Студбатовцам, учитывая их звание курсантов, выдали командирское обмундирование, в том числе добротные, с голенищами чуть не выше колен яловичные сапоги, до этого, похоже, годами лежавшие где-то на случай войны. Помкомвзвода Гладун, несмотря на свою сверхсрочную службу, носит кирзовые, и его сейчас разъедает зависть.

— Ну за что тебе такие сапоги? — говорит он, небрежно бросая Духновичу его пару. — Чтобы их заслужить, нужно семь пудов солдатской соли съесть. А ты? Ну кто ты такой?

Духнович с таинственным видом, почти шепотом, признается ему:

— Мы — интеллектуалисты.

— Это еще что такое? — Гладун смотрит на него подозрительно. Оставшись одни, хлопцы хохочут:

— Вот увидишь, он тебе покажет «интеллектуалиста»!

А Дробаха по этому случаю рассказывает историю, как в свое время один художник едва не попал в беду за то, что назвался маринистом.

С помкомвзвода Гладуном у студбатовцев с первого же дня пошли нелады. Назначенный к историкам, Гладун понял свои обязанности так, словно бы ему вручили табун диких степных коней и он должен их объездить, должен словить, стреножить, взнуздать и всеми правдами и неправдами елико возможно скорее водрузить на каждого армейское, всеми уставами предусмотренное седло. Ему казалось, что надо прежде всего выбить из них университетский дух, который они принесли с собой в лагерь. Теперь излюбленная поговорка Гладуна: «Это вам не Вольная академия — это лагерь, ясно?»

Сам он даже среди сверхсрочников выделялся своей подтянутостью и бравым молодецким видом. Здоровенный, осанистый, с такой шеей, что в пору ободья гнуть, идет на тебя, а в глазах холод, лоб упрямый, хоть какую стену пробьет. За пределами лагеря, среди Чугуевских молодиц, он одержал немало побед и, говорят, будто даже вел им список. С виду более бравого в лагере не найти: все на нем как влито, будто родился он в этом обмундировании, пилотка от бровей на два пальца, воротник вокруг налитой кровью шеи даже в самый горячий зной сверкает белоснежным ободком. Не помкомвзвода, а живое воплощение лагерной дисциплины и буквы уставов! Лагерь, его посыпанные песочком аллеи, грибки часовых, палатки, продырявленные пулями мишени, спортивные снаряды и полосы препятствий — вот мир, без которого невозможно было представить себе Гладуна, точно так же, как немыслимо было бы представить и сам лагерь без этого грозного помкомвзвода.

Он тешился своей властью над студентами, своим правом врываться на рассвете к ним в палатки и вытряхивать из «интеллектуалистов» их утренний сон:

— А ну, подъем! Подъем! Довольно нежиться! Сегодня строевая, а не биномы Нутона!

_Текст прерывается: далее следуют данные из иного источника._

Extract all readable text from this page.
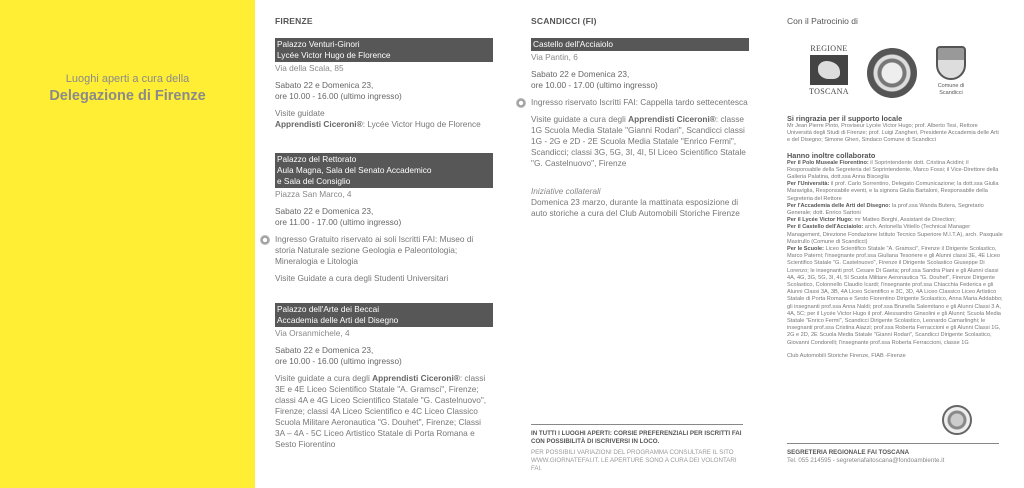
Luoghi aperti a cura della
Delegazione di Firenze
FIRENZE
Palazzo Venturi-Ginori
Lycée Victor Hugo de Florence
Via della Scala, 85
Sabato 22 e Domenica 23,
ore 10.00 - 16.00 (ultimo ingresso)
Visite guidate
Apprendisti Ciceroni®: Lycée Victor Hugo de Florence
Palazzo del Rettorato
Aula Magna, Sala del Senato Accademico
e Sala del Consiglio
Piazza San Marco, 4
Sabato 22 e Domenica 23,
ore 11.00 - 17.00 (ultimo ingresso)
Ingresso Gratuito riservato ai soli Iscritti FAI: Museo di storia Naturale sezione Geologia e Paleontologia; Mineralogia e Litologia
Visite Guidate a cura degli Studenti Universitari
Palazzo dell'Arte dei Beccai
Accademia delle Arti del Disegno
Via Orsanmichele, 4
Sabato 22 e Domenica 23,
ore 10.00 - 16.00 (ultimo ingresso)
Visite guidate a cura degli Apprendisti Ciceroni®: classi 3E e 4E Liceo Scientifico Statale "A. Gramsci", Firenze; classi 4A e 4G Liceo Scientifico Statale "G. Castelnuovo", Firenze; classi 4A Liceo Scientifico e 4C Liceo Classico Scuola Militare Aeronautica "G. Douhet", Firenze; Classi 3A – 4A - 5C Liceo Artistico Statale di Porta Romana e Sesto Fiorentino
SCANDICCI (FI)
Castello dell'Acciaiolo
Via Pantin, 6
Sabato 22 e Domenica 23,
ore 10.00 - 17.00 (ultimo ingresso)
Ingresso riservato Iscritti FAI: Cappella tardo settecentesca
Visite guidate a cura degli Apprendisti Ciceroni®: classe 1G Scuola Media Statale "Gianni Rodari", Scandicci classi 1G - 2G e 2D - 2E Scuola Media Statale "Enrico Fermi", Scandicci; classi 3G, 5G, 3I, 4I, 5I Liceo Scientifico Statale "G. Castelnuovo", Firenze
Iniziative collaterali
Domenica 23 marzo, durante la mattinata esposizione di auto storiche a cura del Club Automobili Storiche Firenze
IN TUTTI I LUOGHI APERTI: CORSIE PREFERENZIALI PER ISCRITTI FAI CON POSSIBILITÀ DI ISCRIVERSI IN LOCO.
PER POSSIBILI VARIAZIONI DEL PROGRAMMA CONSULTARE IL SITO WWW.GIORNATEFAI.IT. LE APERTURE SONO A CURA DEI VOLONTARI FAI.
Con il Patrocinio di
REGIONE
TOSCANA
Comune di Scandicci
Si ringrazia per il supporto locale
Mr Jean Pierre Pinto, Proviseur Lycée Victor Hugo; prof. Alberto Tesi, Rettore Università degli Studi di Firenze; prof. Luigi Zangheri, Presidente Accademia delle Arti e del Disegno; Simone Gheri, Sindaco Comune di Scandicci
Hanno inoltre collaborato
Per il Polo Museale Fiorentino: il Soprintendente dott. Cristina Acidini; il Responsabile della Segreteria del Soprintendente, Marco Fossi; il Vice-Direttore della Galleria Palatina, dott.ssa Anna Bisceglia
Per l'Università: il prof. Carlo Sorrentino, Delegato Comunicazione; la dott.ssa Giulia Maraviglia, Responsabile eventi, e la signora Giulia Bartaloni, Responsabile della Segreteria del Rettore
Per l'Accademia delle Arti del Disegno: la prof.ssa Wanda Butera, Segretario Generale; dott. Enrico Sartoni
Per il Lycée Victor Hugo: mr Matteo Borghi, Assistant de Direction;
Per il Castello dell'Acciaiolo: arch. Antonella Vitiello (Technical Manager Management, Direzione Fondazione Istituto Tecnico Superiore M.I.T.A), arch. Pasquale Mastrullo (Comune di Scandicci)
Per le Scuole: Liceo Scientifico Statale "A. Gramsci", Firenze il Dirigente Scolastico, Marco Paterni; l'insegnante prof.ssa Giuliana Tesoriere e gli Alunni classi 3E, 4E Liceo Scientifico Statale "G. Castelnuovo", Firenze il Dirigente Scolastico Giuseppe Di Lorenzo; le insegnanti prof. Cesare Di Gaeta; prof.ssa Sandra Piani e gli Alunni classi 4A, 4G, 3G, 5G, 3I, 4I, 5I Scuola Militare Aeronautica "G. Douhet", Firenze Dirigente Scolastico, Colonnello Claudio Icardi; l'insegnante prof.ssa Chiacchia Federica e gli Alunni Classi 3A, 3B, 4A Liceo Scientifico e 3C, 3D, 4A Liceo Classico Liceo Artistico Statale di Porta Romana e Sesto Fiorentino Dirigente Scolastico, Anna Maria Addabbo; gli insegnanti prof.ssa Anna Naldi; prof.ssa Brunella Salemitano e gli Alunni Classi 3 A, 4A, 5C; per il Lycée Victor Hugo il prof. Alessandro Ginsolini e gli Alunni; Scuola Media Statale "Enrico Fermi", Scandicci Dirigente Scolastico, Leonardo Camarlinghi; le insegnanti prof.ssa Cristina Aiazzi; prof.ssa Roberta Ferraccioni e gli Alunni Classi 1G, 2G e 2D, 2E Scuola Media Statale "Gianni Rodari", Scandicci Dirigente Scolastico, Giovanni Condorelli; l'insegnante prof.ssa Roberta Ferraccioni, classe 1G
Club Automobili Storiche Firenze, FIAB -Firenze
SEGRETERIA REGIONALE FAI TOSCANA
Tel. 055 214595 - segreteriafaitoscana@fondoambiente.it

На плацу он гонял их до седьмого пота. Где самые глубокие рвы, где самая колючая растительность, там они с утра до ночи ползали перед ним по-пластунски, а когда кто-нибудь, не выдержав, попробует роптать — горе тому! Другие уйдут на отдых, а этому бедолаге одному придется маршировать под палящим солнцем либо дополнительно тренироваться в штыковом бою, вновь и вновь до одури прокалывая набитые соломой, истерзанные чучела.

Само собой разумеется, более всего доставалось Духновичу, однако и после помкомвзводовской «надбавки» он не мог держать язык за зубами.

— Да что это в самом деле? — говорил он, сплевывая землю, которой во время ползания как-то умудрялся наглотаться. — Николаевская муштра? Кос-Арал? Только Тараса Шевченко когда-то так гоняли, как вы нас гоняете…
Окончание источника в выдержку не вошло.